Sweetcorn mings. Why do these cunts insist on sticking it in salads and chili con carne? Fuck.
Fish is shite. Fish fingers and fishcakes are okay, but they're not really fish. Everything else fishy mings big time. Especially caviar.
But the single worst food I've ever seen (no I haven't eaten it nor will I ever) is "mett". That is raw pork meat, minced up and slapped on a bread roll. Germans eat it all the time. Fucking perverts.
(, Wed 14 Jul 2004, 17:51, Reply)
Retching
can i just say that heaving/gipping etc is "retching" not "wretching". sorry to be cocksmokingly anal, but it is.

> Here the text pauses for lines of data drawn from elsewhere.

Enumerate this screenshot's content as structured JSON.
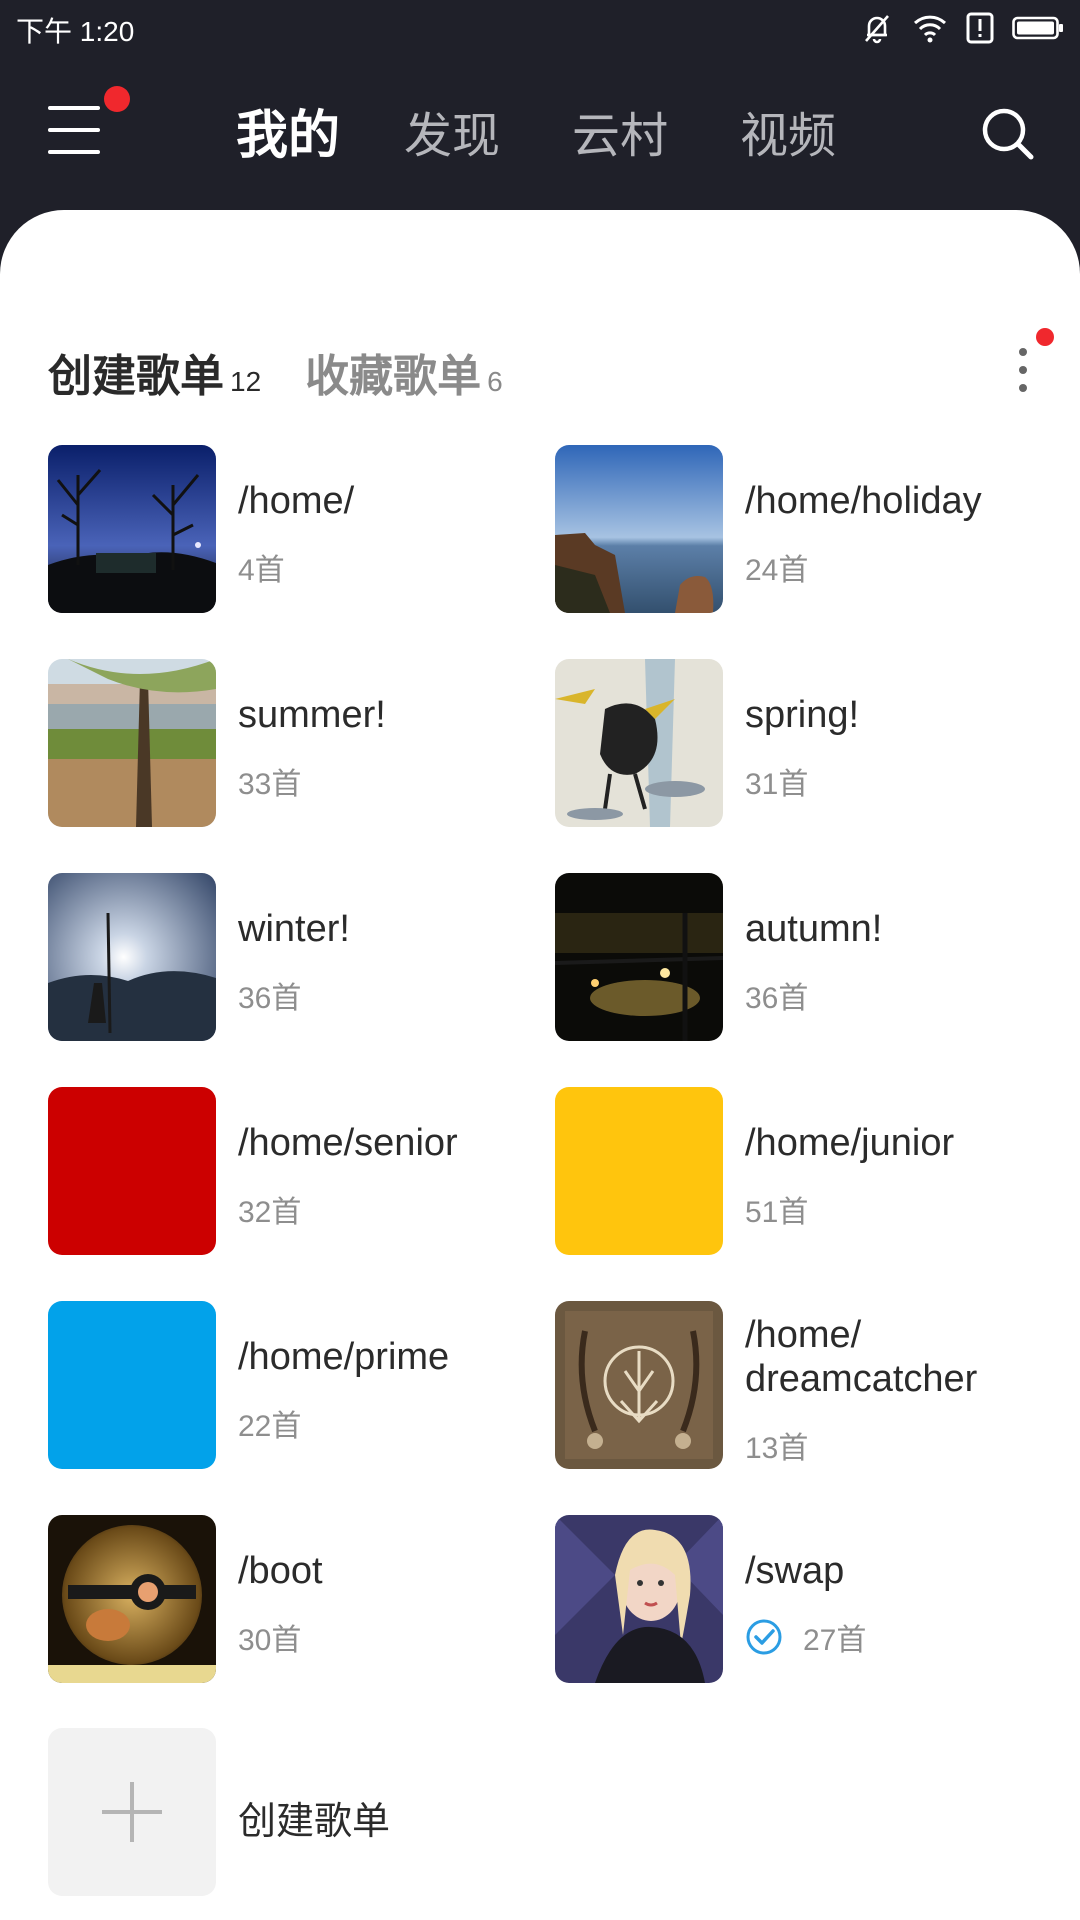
{
  "status_bar": {
    "time": "下午 1:20",
    "icons": [
      "bell-muted-icon",
      "wifi-icon",
      "alert-icon",
      "battery-icon"
    ]
  },
  "nav": {
    "tabs": [
      "我的",
      "发现",
      "云村",
      "视频"
    ],
    "active_tab": 0,
    "menu_badge": true
  },
  "section": {
    "tabs": [
      {
        "label": "创建歌单",
        "count": "12"
      },
      {
        "label": "收藏歌单",
        "count": "6"
      }
    ]
  },
  "playlists": [
    {
      "title": "/home/",
      "count": "4首",
      "cover": "night-park"
    },
    {
      "title": "/home/holiday",
      "count": "24首",
      "cover": "sea-cliff"
    },
    {
      "title": "summer!",
      "count": "33首",
      "cover": "tree-lake"
    },
    {
      "title": "spring!",
      "count": "31首",
      "cover": "ink-bird"
    },
    {
      "title": "winter!",
      "count": "36首",
      "cover": "moon-beach"
    },
    {
      "title": "autumn!",
      "count": "36首",
      "cover": "night-lights"
    },
    {
      "title": "/home/senior",
      "count": "32首",
      "cover": "solid",
      "color": "#cc0000"
    },
    {
      "title": "/home/junior",
      "count": "51首",
      "cover": "solid",
      "color": "#ffc50d"
    },
    {
      "title": "/home/prime",
      "count": "22首",
      "cover": "solid",
      "color": "#02a2ea"
    },
    {
      "title": "/home/\ndreamcatcher",
      "count": "13首",
      "cover": "dreamcatcher-album"
    },
    {
      "title": "/boot",
      "count": "30首",
      "cover": "crystal-ball"
    },
    {
      "title": "/swap",
      "count": "27首",
      "cover": "portrait",
      "verified": true
    }
  ],
  "create": {
    "label": "创建歌单"
  },
  "colors": {
    "header_bg": "#1f2029",
    "badge_red": "#f0282d",
    "check_blue": "#2b9de3"
  }
}
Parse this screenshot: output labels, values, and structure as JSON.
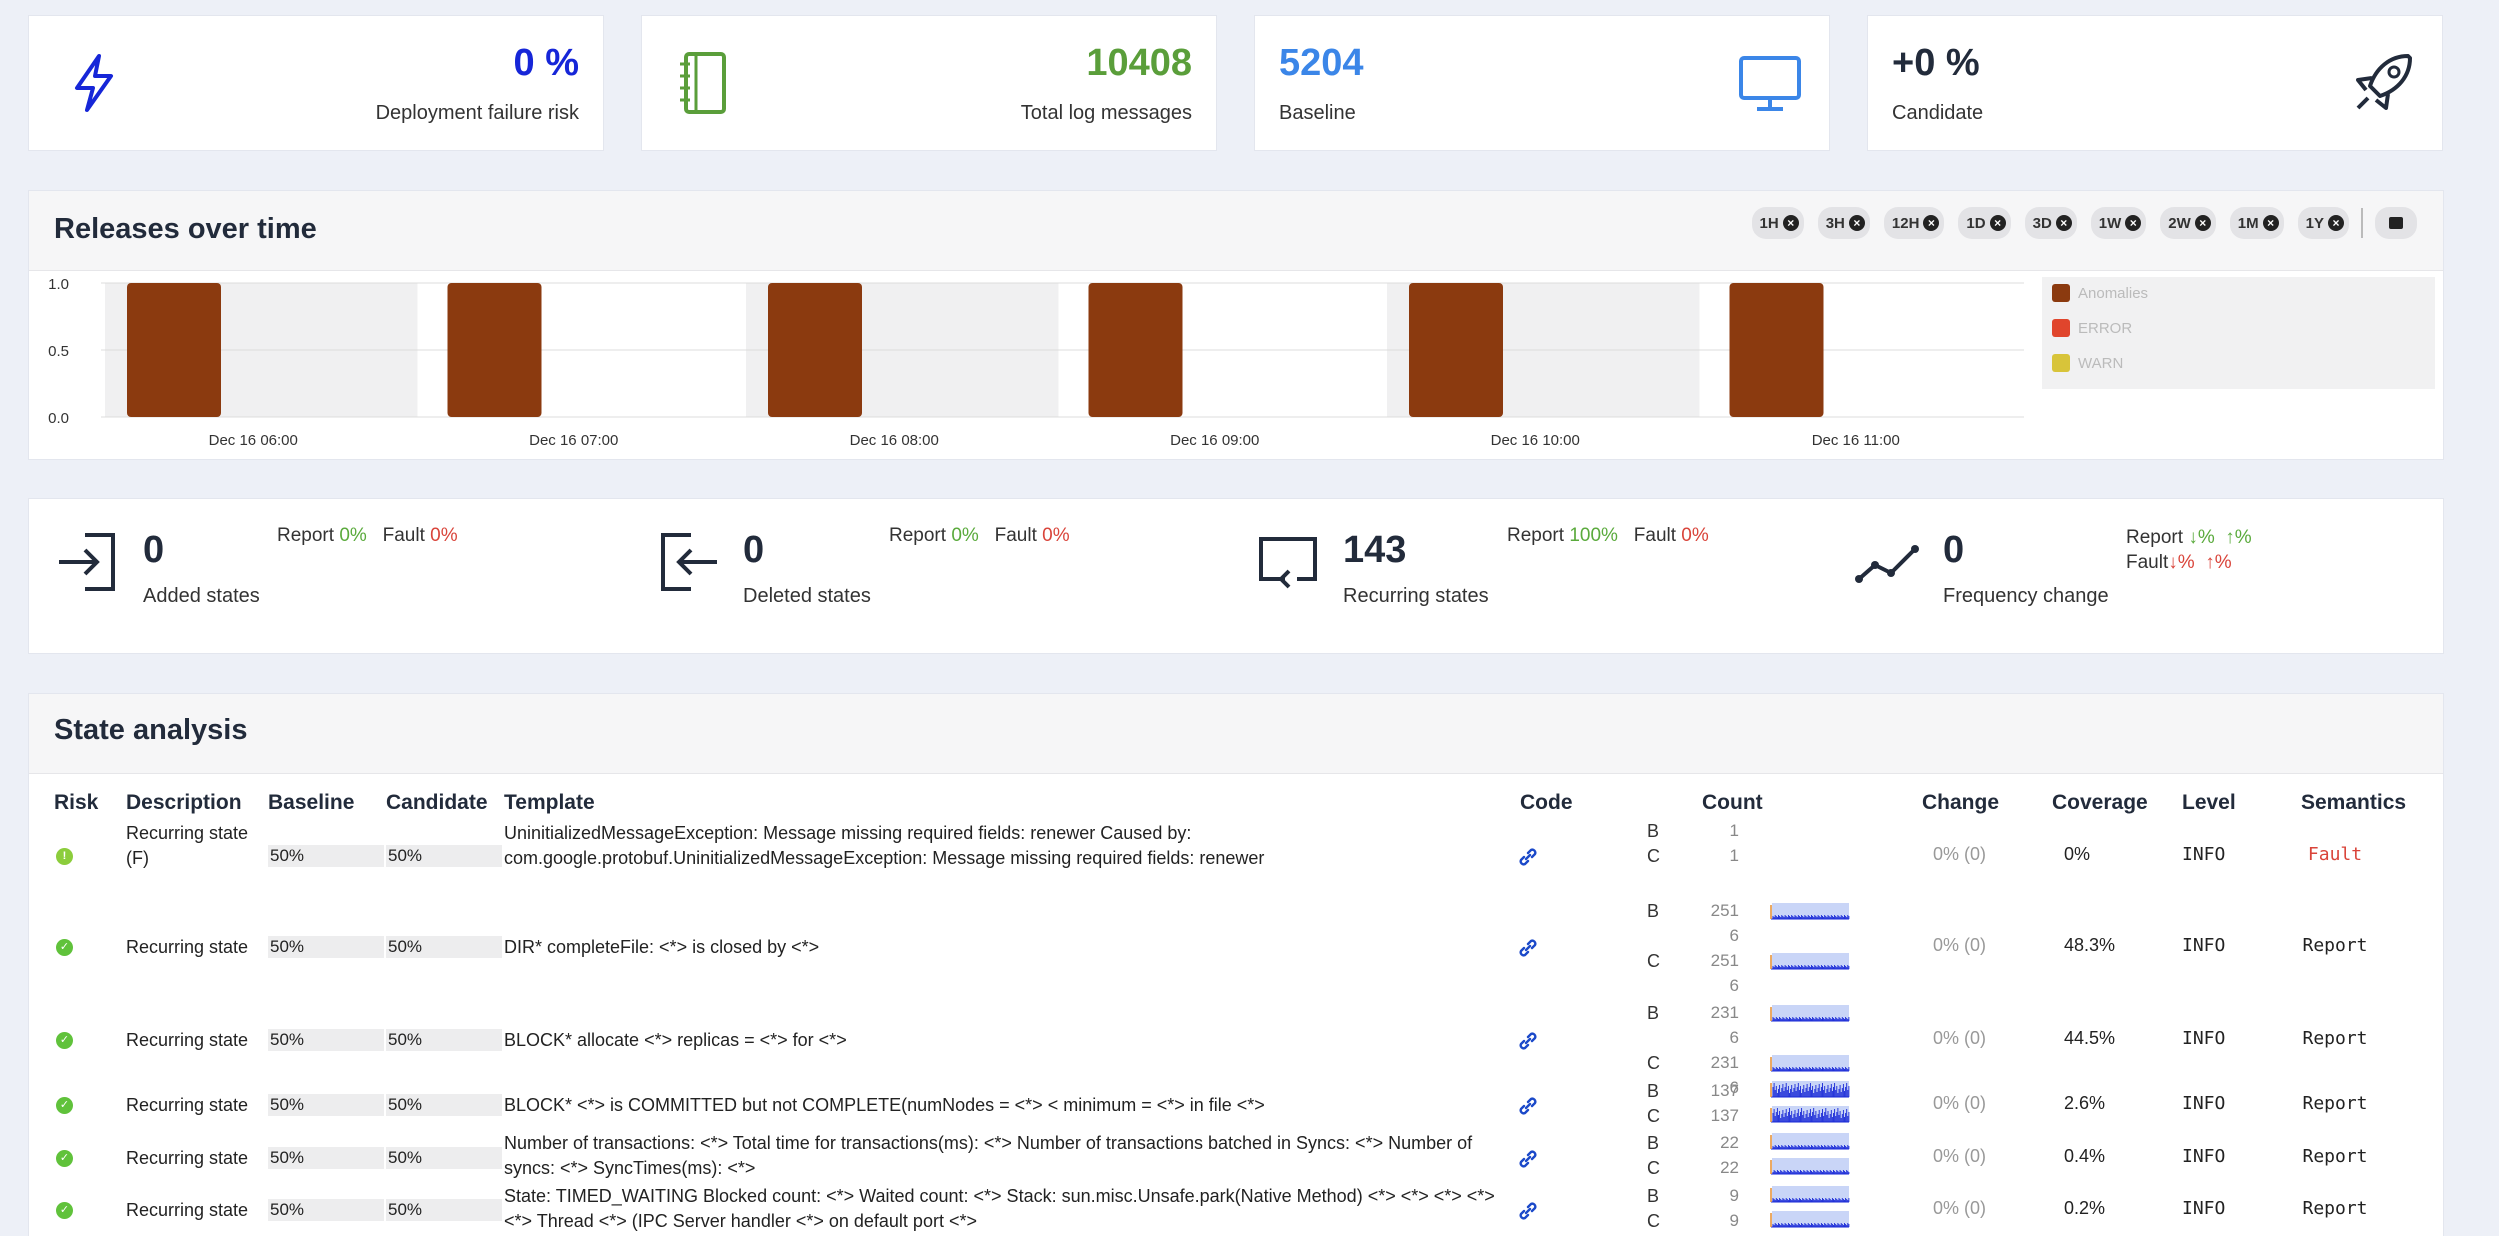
{
  "kpis": [
    {
      "value": "0 %",
      "label": "Deployment failure risk",
      "icon": "lightning-icon",
      "color": "#1626d8"
    },
    {
      "value": "10408",
      "label": "Total log messages",
      "icon": "notebook-icon",
      "color": "#5a9e3a"
    },
    {
      "value": "5204",
      "label": "Baseline",
      "icon": "monitor-icon",
      "color": "#3b86e8"
    },
    {
      "value": "+0 %",
      "label": "Candidate",
      "icon": "rocket-icon",
      "color": "#222b3b"
    }
  ],
  "releases": {
    "title": "Releases over time",
    "ranges": [
      "1H",
      "3H",
      "12H",
      "1D",
      "3D",
      "1W",
      "2W",
      "1M",
      "1Y"
    ],
    "calendar_icon": "calendar-icon"
  },
  "chart_data": {
    "type": "bar",
    "categories": [
      "Dec 16 06:00",
      "Dec 16 07:00",
      "Dec 16 08:00",
      "Dec 16 09:00",
      "Dec 16 10:00",
      "Dec 16 11:00"
    ],
    "yticks": [
      "0.0",
      "0.5",
      "1.0"
    ],
    "ylim": [
      0,
      1
    ],
    "series": [
      {
        "name": "Anomalies",
        "color": "#8b3a0f",
        "values": [
          1,
          1,
          1,
          1,
          1,
          1
        ]
      },
      {
        "name": "ERROR",
        "color": "#e0452c",
        "values": [
          0,
          0,
          0,
          0,
          0,
          0
        ]
      },
      {
        "name": "WARN",
        "color": "#d8c43a",
        "values": [
          0,
          0,
          0,
          0,
          0,
          0
        ]
      }
    ],
    "legend": "right"
  },
  "states": [
    {
      "count": "0",
      "label": "Added states",
      "icon": "sign-in-icon",
      "report_label": "Report",
      "report": "0%",
      "fault_label": "Fault",
      "fault": "0%"
    },
    {
      "count": "0",
      "label": "Deleted states",
      "icon": "sign-out-icon",
      "report_label": "Report",
      "report": "0%",
      "fault_label": "Fault",
      "fault": "0%"
    },
    {
      "count": "143",
      "label": "Recurring states",
      "icon": "recurring-icon",
      "report_label": "Report",
      "report": "100%",
      "fault_label": "Fault",
      "fault": "0%"
    },
    {
      "count": "0",
      "label": "Frequency change",
      "icon": "trend-icon",
      "report_label": "Report",
      "report_down": "%",
      "report_up": "%",
      "fault_label": "Fault",
      "fault_down": "%",
      "fault_up": "%"
    }
  ],
  "analysis": {
    "title": "State analysis",
    "headers": {
      "risk": "Risk",
      "description": "Description",
      "baseline": "Baseline",
      "candidate": "Candidate",
      "template": "Template",
      "code": "Code",
      "count": "Count",
      "change": "Change",
      "coverage": "Coverage",
      "level": "Level",
      "semantics": "Semantics"
    },
    "rows": [
      {
        "risk": "warn",
        "description": "Recurring state (F)",
        "baseline": "50%",
        "candidate": "50%",
        "template": "UninitializedMessageException: Message missing required fields: renewer Caused by: com.google.protobuf.UninitializedMessageException: Message missing required fields: renewer",
        "b_label": "B",
        "c_label": "C",
        "b_count": "1",
        "c_count": "1",
        "change": "0% (0)",
        "coverage": "0%",
        "level": "INFO",
        "semantics": "Fault"
      },
      {
        "risk": "ok",
        "description": "Recurring state",
        "baseline": "50%",
        "candidate": "50%",
        "template": "DIR* completeFile: <*> is closed by <*>",
        "b_label": "B",
        "c_label": "C",
        "b_count": "251",
        "b_count2": "6",
        "c_count": "251",
        "c_count2": "6",
        "change": "0% (0)",
        "coverage": "48.3%",
        "level": "INFO",
        "semantics": "Report"
      },
      {
        "risk": "ok",
        "description": "Recurring state",
        "baseline": "50%",
        "candidate": "50%",
        "template": "BLOCK* allocate <*> replicas = <*> for <*>",
        "b_label": "B",
        "c_label": "C",
        "b_count": "231",
        "b_count2": "6",
        "c_count": "231",
        "c_count2": "6",
        "change": "0% (0)",
        "coverage": "44.5%",
        "level": "INFO",
        "semantics": "Report"
      },
      {
        "risk": "ok",
        "description": "Recurring state",
        "baseline": "50%",
        "candidate": "50%",
        "template": "BLOCK* <*> is COMMITTED but not COMPLETE(numNodes = <*> < minimum = <*> in file <*>",
        "b_label": "B",
        "c_label": "C",
        "b_count": "137",
        "c_count": "137",
        "change": "0% (0)",
        "coverage": "2.6%",
        "level": "INFO",
        "semantics": "Report"
      },
      {
        "risk": "ok",
        "description": "Recurring state",
        "baseline": "50%",
        "candidate": "50%",
        "template": "Number of transactions: <*> Total time for transactions(ms): <*> Number of transactions batched in Syncs: <*> Number of syncs: <*> SyncTimes(ms): <*>",
        "b_label": "B",
        "c_label": "C",
        "b_count": "22",
        "c_count": "22",
        "change": "0% (0)",
        "coverage": "0.4%",
        "level": "INFO",
        "semantics": "Report"
      },
      {
        "risk": "ok",
        "description": "Recurring state",
        "baseline": "50%",
        "candidate": "50%",
        "template": "State: TIMED_WAITING Blocked count: <*> Waited count: <*> Stack: sun.misc.Unsafe.park(Native Method) <*> <*> <*> <*> <*> Thread <*> (IPC Server handler <*> on default port <*>",
        "b_label": "B",
        "c_label": "C",
        "b_count": "9",
        "c_count": "9",
        "change": "0% (0)",
        "coverage": "0.2%",
        "level": "INFO",
        "semantics": "Report"
      }
    ]
  }
}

as for the worst food... gotta be any kind of bean. they are the piles of the devil and taste twice as bad.
(, Wed 14 Jul 2004, 17:46, Reply)
piccalilli
it really has to be! it has the same hue of brown as baby diarrhoea with the added chunkiness and raw hideousness of gigantic pieces of cauliflower and huge gherkins. I once projectile vomitted all over myself as a child at a family friend's dinner party when i caught sight of a bowl of the rankness standing proudly on the table. It was made worse by the fact that i had been shamelessly flirting with little david their son all day before. He's gay now.....i think i sent him that way, no-one wants to kiss a girl with sick in her hair.
(, Wed 14 Jul 2004, 17:38, Reply)
Yoghurt
Who had that idea?

"Ooh, look this milk's gone off - let's eat it!"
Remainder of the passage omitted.